By November 2001 the only remaining scheduled flights at the airport was the twice daily British Airways flight to Belfast City which later ceased in August 2002.

Peel Airports, who were shortly to be opening Robin Hood Airport Doncaster Sheffield airport purchased the site in 2002. By then, the airport terminal interior had already been converted to office accommodation. Fire and rescue cover and air traffic control were both reduced along with the withdrawal of published procedures for instrument approaches.

A base for the Yorkshire Air Ambulance opened at the airport on 25 October 2007.

===Closure and redevelopment===
Controversy surrounds whether Peel Airports had any incentive to promote the airport. The original lease between the Sheffield Development Corporation and Tinsley Park Ltd included a reversionary clause permitting the buyback of 80 acre of land for £1 if it could be shown that after 10 years of opening, the airport was not financially viable. Peel's proposal to turn the airport into Sheffield Business Park advertised land at up to £220 per square foot, and as such, the estimated profit of the site reached heights of greater than £1,000,000.

On 22 November 2012, the South and East Yorkshire Branch of the Federation of Small Businesses launched a campaign and petition against the redevelopment of the airport site. They wanted the airport's potential to be reassessed. Three weeks later, a mystery bidder made a bid to Sheffield City Council to reopen the airport. However, nothing came of this and construction work began in 2014.

The heliport remained in operation after closure for use by the South Yorkshire Police air support unit and the Yorkshire Air Ambulance. The air ambulance base was closed in 2010 and moved to Bagby Airfield near Thirsk. The police helicopter base was closed by the National Police Air Service on 1 February 2016, bringing an end to aviation activity at the site.
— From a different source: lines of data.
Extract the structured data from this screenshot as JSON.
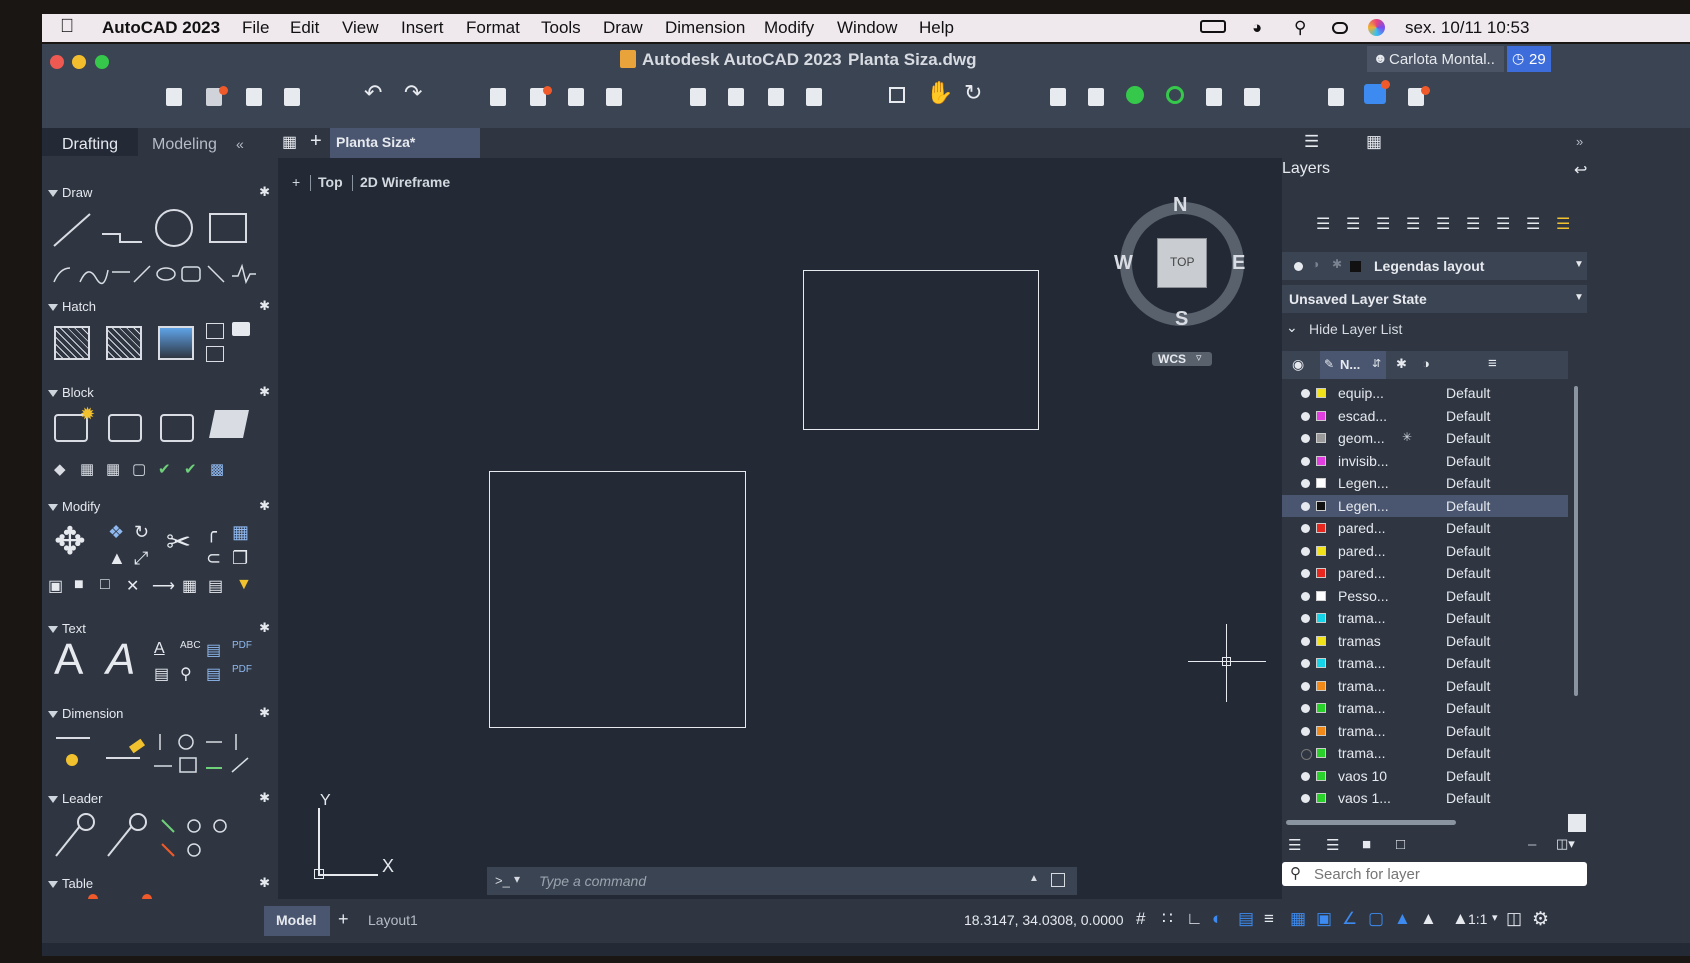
{
  "menubar": {
    "app_name": "AutoCAD 2023",
    "items": [
      "File",
      "Edit",
      "View",
      "Insert",
      "Format",
      "Tools",
      "Draw",
      "Dimension",
      "Modify",
      "Window",
      "Help"
    ],
    "datetime": "sex. 10/11  10:53"
  },
  "window": {
    "title": "Autodesk AutoCAD 2023",
    "filename": "Planta Siza.dwg",
    "user": "Carlota Montal..",
    "notifications": "29"
  },
  "palette": {
    "tabs": [
      "Drafting",
      "Modeling"
    ],
    "collapse": "«",
    "sections": [
      "Draw",
      "Hatch",
      "Block",
      "Modify",
      "Text",
      "Dimension",
      "Leader",
      "Table"
    ]
  },
  "canvas": {
    "doc_tab": "Planta Siza*",
    "viewport": {
      "plus": "+",
      "view": "Top",
      "style": "2D Wireframe"
    },
    "viewcube": {
      "n": "N",
      "s": "S",
      "e": "E",
      "w": "W",
      "top": "TOP",
      "wcs": "WCS"
    },
    "ucs": {
      "x": "X",
      "y": "Y"
    },
    "command_prompt": "Type a command",
    "command_icon": ">_"
  },
  "layers": {
    "title": "Layers",
    "current_layer": "Legendas layout",
    "layer_state": "Unsaved Layer State",
    "hide_list": "Hide Layer List",
    "name_col": "N...",
    "search_placeholder": "Search for layer",
    "rows": [
      {
        "name": "equip...",
        "color": "#f2e21a",
        "desc": "Default"
      },
      {
        "name": "escad...",
        "color": "#e23ee2",
        "desc": "Default"
      },
      {
        "name": "geom...",
        "color": "#9a9a9a",
        "desc": "Default"
      },
      {
        "name": "invisib...",
        "color": "#e23ee2",
        "desc": "Default"
      },
      {
        "name": "Legen...",
        "color": "#ffffff",
        "desc": "Default"
      },
      {
        "name": "Legen...",
        "color": "#111111",
        "desc": "Default"
      },
      {
        "name": "pared...",
        "color": "#e8271f",
        "desc": "Default"
      },
      {
        "name": "pared...",
        "color": "#f2e21a",
        "desc": "Default"
      },
      {
        "name": "pared...",
        "color": "#e8271f",
        "desc": "Default"
      },
      {
        "name": "Pesso...",
        "color": "#ffffff",
        "desc": "Default"
      },
      {
        "name": "trama...",
        "color": "#17d3e8",
        "desc": "Default"
      },
      {
        "name": "tramas",
        "color": "#f2e21a",
        "desc": "Default"
      },
      {
        "name": "trama...",
        "color": "#17d3e8",
        "desc": "Default"
      },
      {
        "name": "trama...",
        "color": "#f28a1a",
        "desc": "Default"
      },
      {
        "name": "trama...",
        "color": "#2ad12a",
        "desc": "Default"
      },
      {
        "name": "trama...",
        "color": "#f28a1a",
        "desc": "Default"
      },
      {
        "name": "trama...",
        "color": "#2ad12a",
        "desc": "Default"
      },
      {
        "name": "vaos 10",
        "color": "#2ad12a",
        "desc": "Default"
      },
      {
        "name": "vaos 1...",
        "color": "#2ad12a",
        "desc": "Default"
      }
    ],
    "dash": "–"
  },
  "statusbar": {
    "model_tab": "Model",
    "layout_tab": "Layout1",
    "coords": "18.3147, 34.0308, 0.0000",
    "scale": "1:1"
  },
  "colors": {
    "bg": "#232a36",
    "panel": "#2f3642",
    "toolbar": "#3b4453",
    "accent": "#3d6ddb",
    "selection": "#4a5670"
  }
}
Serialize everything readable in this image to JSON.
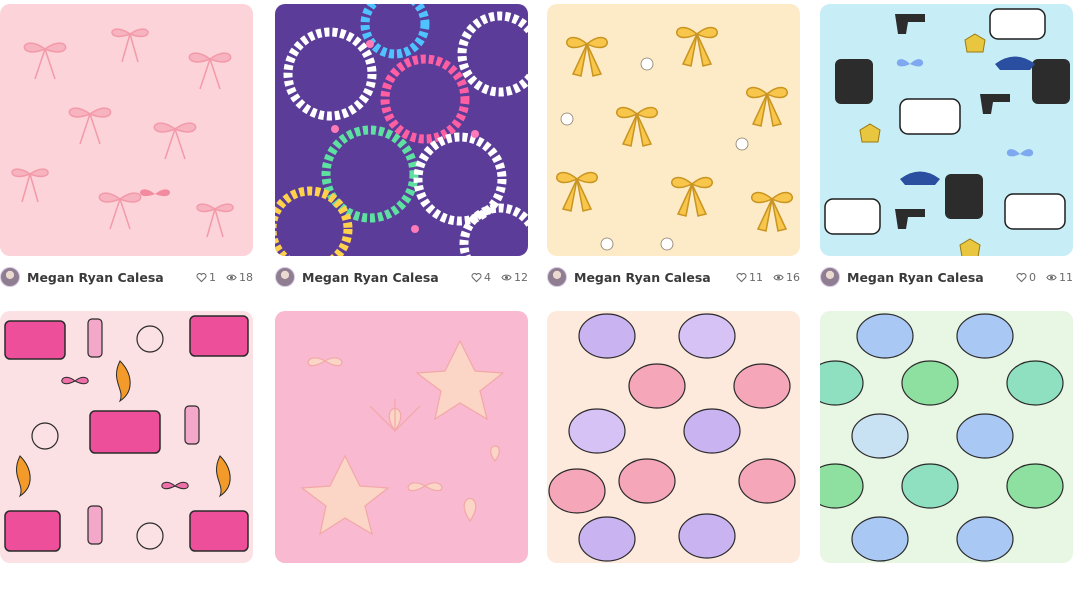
{
  "colors": {
    "text": "#3a3a3a",
    "muted": "#6a6a6a"
  },
  "cards": [
    {
      "pattern": "pink-bows",
      "author": "Megan Ryan Calesa",
      "likes": "1",
      "views": "18"
    },
    {
      "pattern": "bead-bracelets-faith-grace",
      "author": "Megan Ryan Calesa",
      "likes": "4",
      "views": "12"
    },
    {
      "pattern": "yellow-bows-pencils-flowers",
      "author": "Megan Ryan Calesa",
      "likes": "11",
      "views": "16"
    },
    {
      "pattern": "police-badges-cars-vests",
      "author": "Megan Ryan Calesa",
      "likes": "0",
      "views": "11"
    },
    {
      "pattern": "pink-firefighter",
      "author": "",
      "likes": "",
      "views": ""
    },
    {
      "pattern": "pink-seashells-starfish-bows",
      "author": "",
      "likes": "",
      "views": ""
    },
    {
      "pattern": "pastel-pumpkin-buckets",
      "author": "",
      "likes": "",
      "views": ""
    },
    {
      "pattern": "cool-pumpkin-buckets",
      "author": "",
      "likes": "",
      "views": ""
    }
  ]
}
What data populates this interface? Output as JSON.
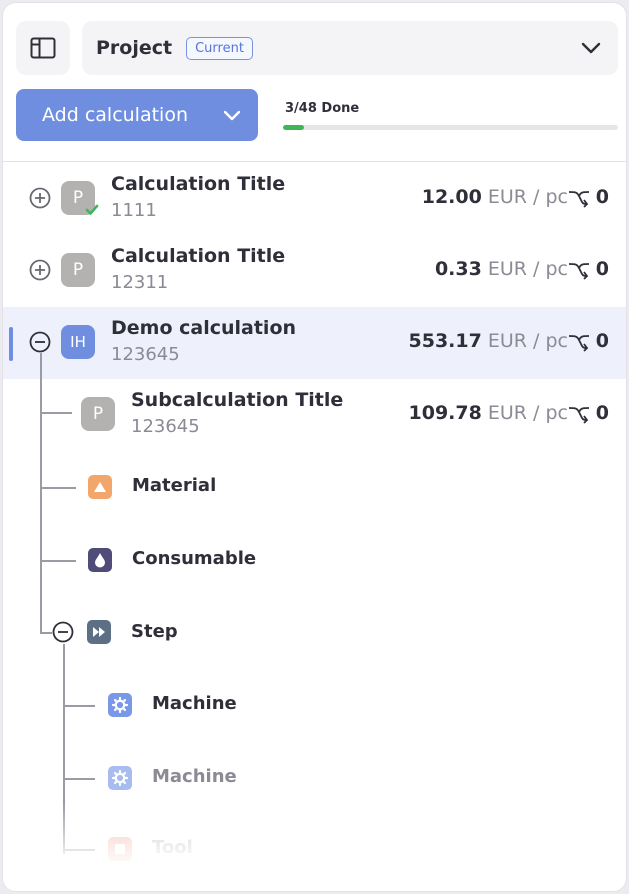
{
  "header": {
    "project_label": "Project",
    "project_badge": "Current",
    "add_button_label": "Add calculation",
    "progress_text": "3/48 Done",
    "progress_fraction": 0.0625
  },
  "colors": {
    "accent": "#6f8ee0",
    "progress": "#3fb55a",
    "material": "#f2a66c",
    "consumable": "#4f4c7a",
    "step": "#5d6f84",
    "machine": "#7a98e8"
  },
  "tree": [
    {
      "avatar": "P",
      "title": "Calculation Title",
      "id": "1111",
      "price": "12.00",
      "unit": "EUR / pc",
      "count": "0",
      "icon": "plus-circle-icon"
    },
    {
      "avatar": "P",
      "title": "Calculation Title",
      "id": "12311",
      "price": "0.33",
      "unit": "EUR / pc",
      "count": "0",
      "icon": "plus-circle-icon"
    },
    {
      "avatar": "IH",
      "title": "Demo calculation",
      "id": "123645",
      "price": "553.17",
      "unit": "EUR / pc",
      "count": "0",
      "icon": "minus-circle-icon",
      "selected": true
    },
    {
      "avatar": "P",
      "title": "Subcalculation Title",
      "id": "123645",
      "price": "109.78",
      "unit": "EUR / pc",
      "count": "0"
    }
  ],
  "items": {
    "material": "Material",
    "consumable": "Consumable",
    "step": "Step",
    "machine_1": "Machine",
    "machine_2": "Machine",
    "tool": "Tool"
  }
}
The former terminal building and control tower have since been converted into office accommodation and the former Airport apron is now used as a car park.

The ICAO identifier EGSY was reassigned to MOD St Athan from 1 April 2019.

== Accidents and incidents ==
- On 4 February 2001, Short 360-100 registration EI-BPD, carrying 25 passengers and three crew, was damaged beyond repair following a hard landing at Sheffield City Airport after a scheduled Aer Arann Express passenger flight from Dublin. There were no injuries.